Domínguez: Das Papierhaus
„Ein Buch, das du nicht findest, gibt es nicht.“
Zum Inhalt: Die Literaturdozentin Bluma Lennon wird 1998 an einer Straßenecke in Soho von einem Auto überfahren, in einer eben erworbenen alten Ausgabe der Gedichte von Emily Dickinson lesend. So fängt das Buch an, es geht auch erstmal so skurril weiter, es werden weitere Fälle genannt, in denen Bücher zum Tod von Menschen und Tieren führen („…ich habe mal einen chilenischen Hund gekannt, der sich an den Brüdern Karamasow den Magen verdarb und gestorben ist, nachdem er es an einem wütenden Nachmittag komplett verschlungen hat.“). So ist auch die erste wichtige Erkenntnis des Buches schon auf der ersten Seite zu lesen:
„Bücher verändern das Schicksal der Menschen.“
Und die deutsche Großmutter des Erzählers ermahnt ihn: „…weißt du denn nicht, wie gefährlich Bücher sind?“
Als Vertreter der Verunglückten erhält der Ich-Erzähler eines Tages ein Buch aus Uruguay, von einem unbekannten Absender. Es ist ein altes, zerlesenes, mit Mörtelresten versetztes Exemplar von Die Schattenlinie von Joseph Conrad, versehen mit einer Widmung von Bluma:
„Für Carlos als Andenken an die verrückten Tage in Monterrey: Ein Roman, der mich von Flughafen zu Flughafen begleitet hat. Es tut mir leid, aber in meiner Seele wohnt eine Hexe und ich habe es sofort gewußt: Egal was Du tust, Du wirst mich nie überraschen können. 8. Juni 1996.“
Der Erzähler fängt an sich mit dem Buch zu beschäftigen und findet heraus, dass es 1946 in Buenos Aires von Borges und Bioy Casares (!) herausgegeben wurde, dass Bluma auf einem Kongress in Monterrey (Mexico, Nuevo Léon) einen gewissen Carlos Brauer aus Uruguay kennenlernte. Auch erfährt er, dass Brauer zuletzt in Rocha (Atlantikküste in Uruguay) gesehen wurde. Er begibt sich auf die Suche nach Carlos Brauer, um ihm das Buch zurückzugeben und ihn „von Blumas unglücklichem Ende zu unterrichten. Obwohl ich nicht leugnen will, daß ich auch durch eine gewisse Neugier auf sein Geheimnis getrieben wurde.“.Über Buenos Aires reist der Erzähler, wo er seine Mutter besucht und die Stadt und ihre Porteños nach 15 Jahren kaum wiedererkennt, nach Montevideo, auf den Spuren von Brauer. Er findet den Buchhändler Jorge Dinarli, der mit Brauer beruflich zu tun hatte und erfährt von jenem, dass Brauer ein passionierter Sammler von Büchern war, wird aber an einen intimeren Kenner von Brauer, Augustín Delgado, verwiesen. Die Ansicht des Buches mit den Mörtelresten veranlasst Dinarli zu geheimnisvollen Äußerungen.

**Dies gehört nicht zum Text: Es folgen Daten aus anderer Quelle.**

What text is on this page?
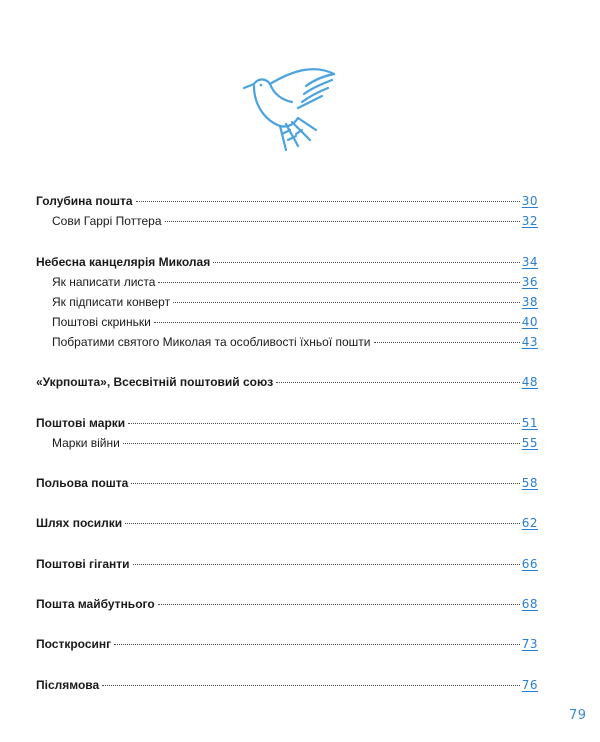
Голубина пошта	30
Сови Гаррі Поттера	32
Небесна канцелярія Миколая	34
Як написати листа	36
Як підписати конверт	38
Поштові скриньки	40
Побратими святого Миколая та особливості їхньої пошти	43
«Укрпошта», Всесвітній поштовий союз	48
Поштові марки	51
Марки війни	55
Польова пошта	58
Шлях посилки	62
Поштові гіганти	66
Пошта майбутнього	68
Посткросинг	73
Післямова	76
79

Bei Delgado, der eine immense Bibliothek mit ungefähr 18.000 Bänden sein eigen nennt, erfährt er viele Details aus Brauers Leben. Brauer wird als exzessiver Sammler dargestellt, „…ein aussichtsloser Fall…“, der seine gesamte Wohnung zu seiner Bibliothek macht, auch das Bad und die Garage mit Büchern vollgestopft hat. „Er hatte ihr sein Leben gewidmet. Sie war sein Werk.“ Das Anlegen einer Kartei, mit noch nie da gewesenem Ordnungssystem, wird für Brauer zu einem fast aussichtslosen Kampf. Als dann eben diese Kartei bei einem Feuer zerstört wird, zieht er mit seinen Büchern nach La Paloma, in der Lagune von Rocha, in eine Strandhütte ohne Strom und fließendes Wasser, wo er sich später eine Hütte aus seinen Büchern baut.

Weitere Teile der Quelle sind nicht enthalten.